All this would be rather useless if we hadn't a simple formula for $\varrho$:
$$\varrho(x) = \sqrt{\det ( Df(x)^\intercal Df(x))} \quad \text{for $x \in \varOmega$.}$$
But how do we sample from $f^* \mu$? Well, we are going to use a Monte-Carlo approach. Let's assume that $\varrho$ is bounded and define $m = \max_{x \in \varOmega} \varrho(x)$. We sample uniformly from $\varOmega \times [0,m]$ and discard points $(x ,t) \in \varOmega \times [0,m]$ with $t > \varrho(x)$. Then the chance for an accepted point $(x,t)$ to have in $x \in B$ is proportional to the volume of the set $\{(x,t) | \text{$x \in B$ and $\varrho(x) \leq t$}\}$ and this volume is equal to $\int_B \varrho \, \operatorname{d} \lambda$. Written down with conditional probablities, this reads as
$$
\begin{align*}
P(x \in B \mid \text{$(x,t)$ accepted})
&= \frac{\text{$P(x \in B$ and $(x,t)$ accepted})}{P(\text{$(x,t)$ accepted})}
= \frac{\int_B \varrho \, \operatorname{d} \lambda}{\int_\varOmega \varrho \, \operatorname{d} \lambda}
= \int_B \operatorname{d} (f^* \mu)
\end{align*}
$$
I'll write down the algorithm for the sphere example. f is the parameterization, ρ the pullback of the density (it is not a probability density!)

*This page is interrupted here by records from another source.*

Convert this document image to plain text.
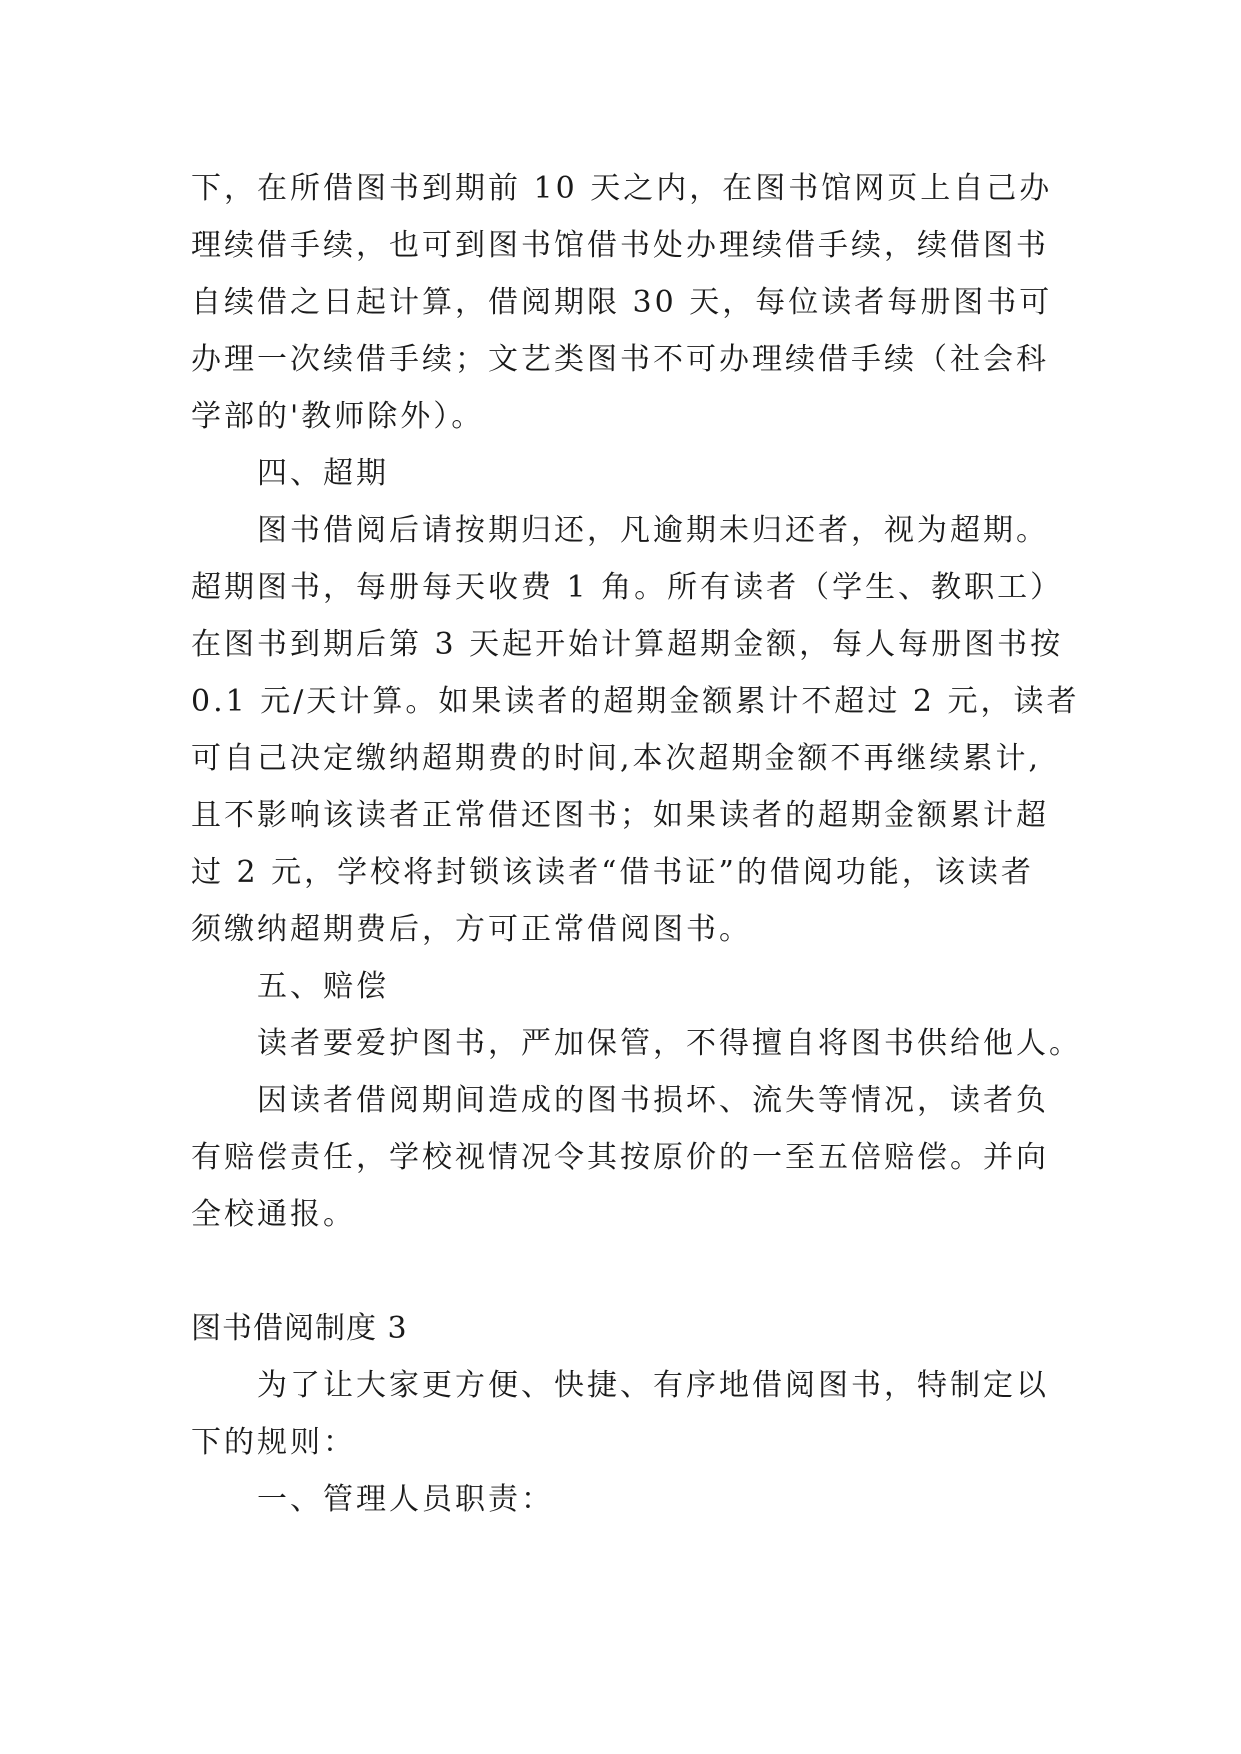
下，在所借图书到期前 10 天之内，在图书馆网页上自己办
理续借手续，也可到图书馆借书处办理续借手续，续借图书
自续借之日起计算，借阅期限 30 天，每位读者每册图书可
办理一次续借手续；文艺类图书不可办理续借手续（社会科
学部的'教师除外）。
四、超期
图书借阅后请按期归还，凡逾期未归还者，视为超期。
超期图书，每册每天收费 1 角。所有读者（学生、教职工）
在图书到期后第 3 天起开始计算超期金额，每人每册图书按
0.1 元/天计算。如果读者的超期金额累计不超过 2 元，读者
可自己决定缴纳超期费的时间,本次超期金额不再继续累计,
且不影响该读者正常借还图书；如果读者的超期金额累计超
过 2 元，学校将封锁该读者“借书证”的借阅功能，该读者
须缴纳超期费后，方可正常借阅图书。
五、赔偿
读者要爱护图书，严加保管，不得擅自将图书供给他人。
因读者借阅期间造成的图书损坏、流失等情况，读者负
有赔偿责任，学校视情况令其按原价的一至五倍赔偿。并向
全校通报。
图书借阅制度 3
为了让大家更方便、快捷、有序地借阅图书，特制定以
下的规则：
一、管理人员职责：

f = X \[Function] With[{x = X[[1]], y = X[[2]]}, {Cos[x], Sin[x] Cos[y], Sin[x] Sin[y]}];
dim = 2;
ρ = X \[Function]
With[{Df = D[f[Table[X[[i]], {i, 1, dim}]], {Table[X[[i]], {i, 1, dim}], 1}]},
Simplify[Sqrt[Det[Df\[Transpose].Df]]]
];
Specify the domain and compute the maximum of ρ on the domain.

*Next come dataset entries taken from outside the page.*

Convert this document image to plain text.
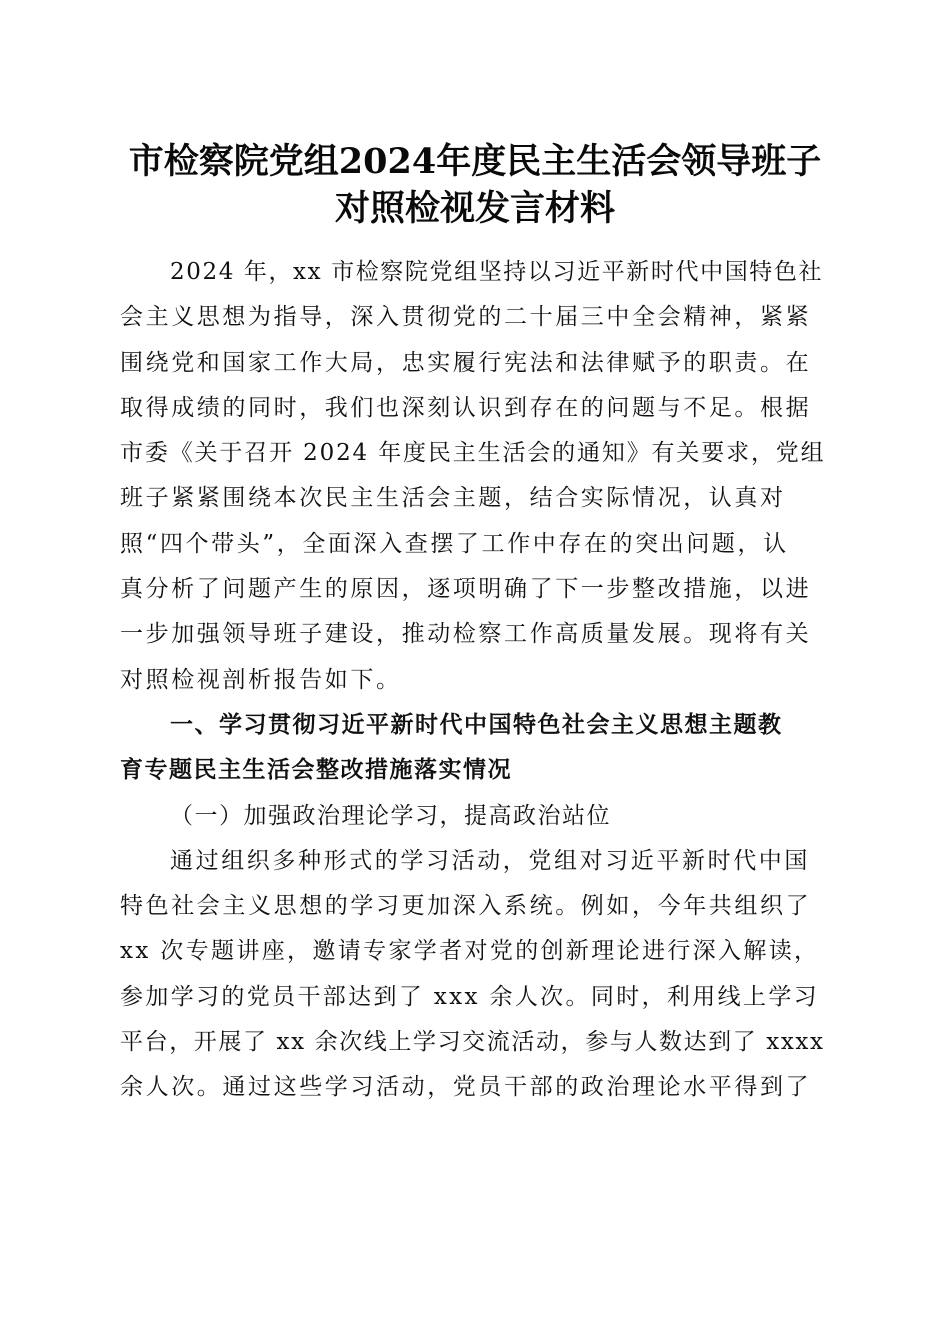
市检察院党组2024年度民主生活会领导班子
对照检视发言材料
2024 年，xx 市检察院党组坚持以习近平新时代中国特色社
会主义思想为指导，深入贯彻党的二十届三中全会精神，紧紧
围绕党和国家工作大局，忠实履行宪法和法律赋予的职责。在
取得成绩的同时，我们也深刻认识到存在的问题与不足。根据
市委《关于召开 2024 年度民主生活会的通知》有关要求，党组
班子紧紧围绕本次民主生活会主题，结合实际情况，认真对
照“四个带头”，全面深入查摆了工作中存在的突出问题，认
真分析了问题产生的原因，逐项明确了下一步整改措施，以进
一步加强领导班子建设，推动检察工作高质量发展。现将有关
对照检视剖析报告如下。
一、学习贯彻习近平新时代中国特色社会主义思想主题教
育专题民主生活会整改措施落实情况
（一）加强政治理论学习，提高政治站位
通过组织多种形式的学习活动，党组对习近平新时代中国
特色社会主义思想的学习更加深入系统。例如，今年共组织了
xx 次专题讲座，邀请专家学者对党的创新理论进行深入解读，
参加学习的党员干部达到了 xxx 余人次。同时，利用线上学习
平台，开展了 xx 余次线上学习交流活动，参与人数达到了 xxxx
余人次。通过这些学习活动，党员干部的政治理论水平得到了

domain = Rectangle[{0, 0}, {Pi, 2 Pi}];
m = NMaximize[ρ[Array[x, dim]], Array[x, dim] ∈ domain][[1]];
The idea of the algorithm is to compute random points (uniformly distributed) in the domain and for each point a uniformly distributed random number between $0$ and $m$, where $m$ is the maximum of $\varrho$ on the domain. We will accept a point $x$ if and only if its number $t$ satisfies $t \leq \varrho(x)$. In the end we map the accepted $x$ onto the surface by $f$. In order to speed this up, we can compile the density $\varrho$ and the parameterization $f$.
Block[{XX, X},
XX = Table[Compile`GetElement[X, i], {i, 1, dim}];
cρ = With[{density = ρ[XX]},
Compile[{{X, _Real, 1}},
density,
CompilationTarget -> "C",
RuntimeAttributes -> {Listable},
Parallelization -> True,
RuntimeOptions -> "Speed"
]];
cf = With[{code = f[XX]},
Compile[{{X, _Real, 1}},
code,
CompilationTarget -> "C",
RuntimeAttributes -> {Listable},
Parallelization -> True,
RuntimeOptions -> "Speed"
]];
];
Finally, this produces the random points on the sphere:
pointcount = 2500000;
rand = cf@With[{pts = RandomPoint[domain, pointcount]},
Pick[pts,
UnitStep[
Subtract[cρ[pts], RandomReal[{0, m}, pointcount]]], 1]
]; // RepeatedTiming // First
rand // Dimensions
0.306
{1592292, 3}
So this returns about 1.6 million random points on the sphere in the same time that RandomPoint[a, 5000] needed to compute 5000 random points.